Wordt dan ook nog deken van het Haarlemse St. Lucas-gild en krijgt van allerlei grote protestantse broeders loftuitingen en eretitels en mag zelfs door toedoen van Amalia Solms de Oranjezaal in Huis ten Bosch in den Haag voor zijn rekening nemen.
Dat hij ook poëzie en muziek bedreef is een aardige aanvulling.
(hij publiceert later de 11 regels van zijn kunst)
In dit schilderij trof mij weer eens de manier van “boodschappen”.
De mevrouw die net gebaad heeft of daarmee volop bezig is (kijk naar het joch met zijn beentjes in het water) leest een brief terwijl haar dienares naar buiten wijst en twee andere dienaren toekijken, klaar om haar vlug om te kleden.
Het kind houdt de lezende een spiegel voor, maar haar hele aandacht gaat naar de inhoud van de brief .
Een spannend verhaal kan het worden.
Wijst de uitgestoken arm naar de afzender, of is die op komst?
Heeft het toilet van deze schone uitstaan met een nabije gebeurtenis?
Weet de dienares meer dan ze laat vermoeden?
En ook hier relativeert de jongste van het gezelschap de situatie door lichtelijk glimlachend naar de toeschouwer te kijken, wijs voor haar /zijn leeftijd, een klein zuchtje wordt hoorbaar, zoiets als: daar gaan we weer…
Het is voor een Nederlander uit de vroege zeventiende eeuw een erg ongewoon tafereel, zinnelijk, spottend, en vol mysteries.

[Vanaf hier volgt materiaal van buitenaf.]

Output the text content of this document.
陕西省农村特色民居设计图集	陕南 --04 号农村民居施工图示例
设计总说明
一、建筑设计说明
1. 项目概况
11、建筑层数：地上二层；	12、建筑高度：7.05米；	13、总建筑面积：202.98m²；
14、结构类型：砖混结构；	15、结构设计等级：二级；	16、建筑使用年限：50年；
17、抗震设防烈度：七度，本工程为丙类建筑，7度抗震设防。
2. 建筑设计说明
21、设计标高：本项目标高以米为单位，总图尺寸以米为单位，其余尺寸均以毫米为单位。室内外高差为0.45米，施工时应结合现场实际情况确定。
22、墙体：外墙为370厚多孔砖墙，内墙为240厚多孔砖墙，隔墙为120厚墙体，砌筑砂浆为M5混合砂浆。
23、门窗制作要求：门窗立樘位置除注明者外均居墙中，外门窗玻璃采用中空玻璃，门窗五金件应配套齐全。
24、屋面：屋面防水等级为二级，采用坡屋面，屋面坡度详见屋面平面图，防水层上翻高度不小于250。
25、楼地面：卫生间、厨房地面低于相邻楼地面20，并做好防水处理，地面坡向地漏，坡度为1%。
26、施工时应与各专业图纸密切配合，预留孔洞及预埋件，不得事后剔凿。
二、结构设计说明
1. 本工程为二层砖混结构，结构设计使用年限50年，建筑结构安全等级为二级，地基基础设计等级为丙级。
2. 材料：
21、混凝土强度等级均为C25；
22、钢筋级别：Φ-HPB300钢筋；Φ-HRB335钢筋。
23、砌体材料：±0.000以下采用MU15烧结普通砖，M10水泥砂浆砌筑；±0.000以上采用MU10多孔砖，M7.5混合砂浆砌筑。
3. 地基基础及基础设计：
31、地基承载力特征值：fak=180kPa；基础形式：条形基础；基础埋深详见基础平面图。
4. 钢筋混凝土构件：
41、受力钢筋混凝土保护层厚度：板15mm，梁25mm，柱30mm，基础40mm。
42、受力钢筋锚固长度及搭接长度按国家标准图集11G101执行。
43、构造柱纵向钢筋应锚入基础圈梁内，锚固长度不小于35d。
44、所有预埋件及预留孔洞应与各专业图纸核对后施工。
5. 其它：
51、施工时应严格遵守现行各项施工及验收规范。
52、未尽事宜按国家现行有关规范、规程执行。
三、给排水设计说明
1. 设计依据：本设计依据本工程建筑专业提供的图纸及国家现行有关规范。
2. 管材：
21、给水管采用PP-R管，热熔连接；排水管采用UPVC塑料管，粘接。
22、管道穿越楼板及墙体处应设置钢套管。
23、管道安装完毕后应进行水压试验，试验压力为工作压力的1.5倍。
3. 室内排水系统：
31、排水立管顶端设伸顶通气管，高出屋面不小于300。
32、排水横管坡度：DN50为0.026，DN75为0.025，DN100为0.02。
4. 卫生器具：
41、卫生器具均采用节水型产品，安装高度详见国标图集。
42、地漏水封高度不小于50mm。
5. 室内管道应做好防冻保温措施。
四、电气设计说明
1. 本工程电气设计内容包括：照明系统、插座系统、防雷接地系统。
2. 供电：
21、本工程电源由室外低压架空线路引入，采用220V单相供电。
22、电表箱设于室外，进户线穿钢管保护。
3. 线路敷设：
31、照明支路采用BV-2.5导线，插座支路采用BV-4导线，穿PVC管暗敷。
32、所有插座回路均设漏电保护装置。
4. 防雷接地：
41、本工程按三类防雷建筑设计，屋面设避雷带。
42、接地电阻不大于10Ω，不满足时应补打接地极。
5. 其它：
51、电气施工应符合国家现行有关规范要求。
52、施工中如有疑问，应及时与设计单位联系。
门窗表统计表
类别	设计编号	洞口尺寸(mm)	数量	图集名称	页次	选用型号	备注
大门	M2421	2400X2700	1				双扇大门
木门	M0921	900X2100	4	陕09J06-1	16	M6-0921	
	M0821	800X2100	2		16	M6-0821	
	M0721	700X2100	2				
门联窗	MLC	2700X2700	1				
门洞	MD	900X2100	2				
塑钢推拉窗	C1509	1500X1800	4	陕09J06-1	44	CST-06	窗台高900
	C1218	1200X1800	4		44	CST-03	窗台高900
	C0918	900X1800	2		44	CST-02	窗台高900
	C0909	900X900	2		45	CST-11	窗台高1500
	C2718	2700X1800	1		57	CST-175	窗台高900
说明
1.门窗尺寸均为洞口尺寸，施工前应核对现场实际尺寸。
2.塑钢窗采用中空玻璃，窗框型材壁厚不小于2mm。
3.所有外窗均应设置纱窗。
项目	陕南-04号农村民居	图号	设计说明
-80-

Voor iemand die de kost verdiende met portretten van katholieke geestelijken verwijst het met een knipoog naar een oud testamentisch verhaal (de winkel moet draaien) maar het is duidelijk een gebeuren uit des schilders tijd.
Dat een katholiek schilder zo ver in de Hollandse nobilitas en burgerij kon doordringen was ook al erg ongewoon.
Misschien was het juist die Brabantse kentrek, dat heldere palet en zijn oog voor het menselijk mooie dat de strenge protestantse nobelen vertederde, iets wat zich later in de geschiedenis van dit Lage Land nog zal herhalen.
Maar waarom we dan niet meer van Pieter Franszoon de Grebber hoorden, tja dat heeft met die nabije Rembrandt en net gepasseerde Rubens te maken.
In de stilte van zijn begijnenhuis was hij bekend met wat de mensen zoal aangaat.
Wie helder spreekt, mag veel zeggen.
Zelfs tegenspreken.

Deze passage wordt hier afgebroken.